If Fiorina is an outsider, she is competing against other candidates who fill the outsider bill as much — or more — than she does. And if she is a pragmatist, she might want to change her rhetoric and message.
The Oct. 16-19 Bloomberg Politics/Des Moines Register/Iowa Poll reveals how Fiorina’s strength in the race — broad appeal within the party — may be limiting her ceiling.
Two-thirds of Iowa GOP caucus-goers in that poll had a favorable view of Fiorina, which put her behind only Ben Carson (84 percent) and Marco Rubio (70 percent) in the race. She had a higher favorable rating than Trump (59 percent), Ted Cruz (61 percent), 2008 Iowa caucuses winner Mike Huckabee (61 percent) or Jeb Bush (50 percent).
But more Republicans had a “very favorable” opinion of Carson (53 percent), Cruz (28 percent) and Trump (27 percent) than of Fiorina or Rubio (26 percent each).
Not surprisingly, the lower intensity level for Fiorina and Rubio showed up in the ballot test, where Carson (28 percent), Trump (19 percent) and Cruz (10 percent) finished first, second and third. Rubio, who like Fiorina competes in multiple candidate lanes, was fourth in the ballot test at 9 percent.
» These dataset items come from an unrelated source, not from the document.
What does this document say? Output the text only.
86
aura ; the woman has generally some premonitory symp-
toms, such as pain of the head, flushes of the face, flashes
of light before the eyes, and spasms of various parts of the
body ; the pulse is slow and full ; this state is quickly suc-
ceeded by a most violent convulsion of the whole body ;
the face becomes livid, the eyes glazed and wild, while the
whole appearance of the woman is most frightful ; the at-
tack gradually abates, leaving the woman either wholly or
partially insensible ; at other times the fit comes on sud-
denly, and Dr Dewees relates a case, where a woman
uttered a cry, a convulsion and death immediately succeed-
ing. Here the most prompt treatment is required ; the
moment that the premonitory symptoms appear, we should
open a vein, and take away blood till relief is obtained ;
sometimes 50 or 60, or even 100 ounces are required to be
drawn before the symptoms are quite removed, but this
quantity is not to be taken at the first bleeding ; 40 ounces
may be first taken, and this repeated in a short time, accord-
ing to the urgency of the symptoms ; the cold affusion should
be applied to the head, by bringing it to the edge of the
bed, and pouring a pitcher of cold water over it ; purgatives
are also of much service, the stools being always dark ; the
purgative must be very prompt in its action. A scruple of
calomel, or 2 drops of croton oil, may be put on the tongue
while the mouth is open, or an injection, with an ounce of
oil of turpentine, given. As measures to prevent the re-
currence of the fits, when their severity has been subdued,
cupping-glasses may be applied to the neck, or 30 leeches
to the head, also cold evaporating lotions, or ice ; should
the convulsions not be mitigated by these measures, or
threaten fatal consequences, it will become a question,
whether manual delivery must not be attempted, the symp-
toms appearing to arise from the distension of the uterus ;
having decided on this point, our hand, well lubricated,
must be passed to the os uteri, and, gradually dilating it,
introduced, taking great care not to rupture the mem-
Fiorina drew just 4 percent.
Interestingly, the survey asked Republican caucus-goers about their second choice for the nomination. Carson topped the list with 19 percent, but Fiorina (13 percent) and Rubio (11 percent) followed.
Fiorina is well-liked by Republicans, but she isn’t turning that into electoral preference in national or Iowa ballot tests. Rubio has faced the same challenges, but because political reporters and handicappers regard him as competing against Bush in the “establishment” primary (and is now the favorite in that lane), he is viewed increasingly as a very serious contender for the GOP nomination.
In addition, Rubio is a proven vote-getter, and his skills as a debater and communicator are at least equal to Fiorina’s.
But Fiorina’s inability to take advantage of her strong debate skills and rave reviews also raises questions about her campaign, which has been unable to build on her performances and generate the sort of earned media she needs to grow her support among rank-and-file Republicans.
If she isn’t getting the media attention she needs, whose fault is it — the candidate’s or her campaign’s? Either way, it is not an easily solved problem for Fiorina, who is never as bombastic as Trump or as personally likable as Carson.
Whatever the answer, Fiorina has done well enough at high-profile moments to become more relevant than a number of current and former officeholders in the race. The longer she stays in the race, and the smaller the field gets, the more opportunities she will have to speak to GOP caucus attendees and primary voters.
Fiorina faces an obvious conundrum: She needs to show movement in the ballot test to increase her buzz, but she needs to increase her buzz to start to move up in the ballot test. Still, as long as she impresses and stays in the race, she helps her party by adding a different voice — and a different look — in a party that needs to demonstrate openness and diversity.